Süddeutsche Zeitung

FC Augsburg:Vom Schlurfer zum Sprinter

Florian Niederlechner verkörpert wie kein Zweiter den Augsburger Stil.

Von Sebastian Fischer

Er hatte gesehen, dass der Torwart unsicher wirkte, er hatte es schon zweimal versucht, also sprintete er ein drittes Mal auf ihn zu. Es muss weh getan haben, als Florian Niederlechner mit Rune Jarstein zusammenstieß, dem Torhüter von Hertha BSC. Niederlechner blieb danach jedenfalls erst mal liegen. Aber er hatte den Ball gewonnen, das Tor für seinen Mitspieler Sergio Cordova vorbereitet und eine rote Karte für Jarstein provoziert, der Cordova beim Torschuss foulte. Und Niederlechner hatte damit gezeigt, wie gut seine größte Stärke derzeit zum FC Augsburg passt.

"Das ist mein Spiel, ganz klar", sagt er zu jener Szene beim 4:0 gegen Hertha BSC vor zwei Wochen, die Trainer Martin Schmidt in der Videoanalyse ausdrücklich lobte, weil sie exemplarisch sein soll für den Augsburger Stil, den Gegner aggressiv anzulaufen.

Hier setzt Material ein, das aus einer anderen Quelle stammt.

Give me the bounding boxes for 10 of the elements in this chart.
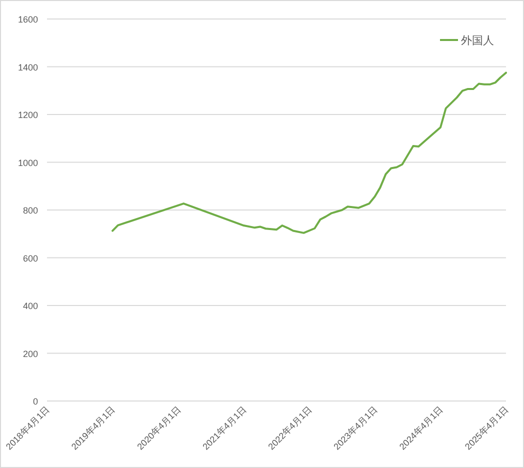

Vor der Begegnung mit Mainz 05 an diesem Samstag hat Niederlechner sechs Tore geschossen und zwei vorgelegt. Er widerspricht nicht, wenn man ihn fragt, ob er gerade, mit 29, vielleicht so gut sei wie nie.

Die Saison des FC Augsburg ist nach einem schwachen Start eine vorerst solide. Die im Sommer konfuse Defensive hat an Sicherheit gewonnen. Torhüter Tomas Koubek passieren zwar immer noch Fehler wie beim 1:1 in Köln am vergangenen Samstag, aber er hat auch schon wichtige Bälle gehalten. Kapitän Daniel Baier, 35, macht es gerade so viel Spaß, dass er sein Karriereende weiter in die Zukunft verschoben hat. Und für die Offensive, die immerhin in elf von 13 Spielen für mindestens ein Tor gut war, steht kein Spieler derart wie Niederlechner, der immer von Beginn an spielte, zuerst als Mittelstürmer und zuletzt als hängende Spitze, so viele Minuten wie kein anderer Feldspieler. Wenn man ihn fragt, dann ist seine Geschichte die einer Heimkehr zur richtigen Zeit. "Als Stürmer passiert viel im Kopf", sagt er. "Da bin ich momentan sehr gut."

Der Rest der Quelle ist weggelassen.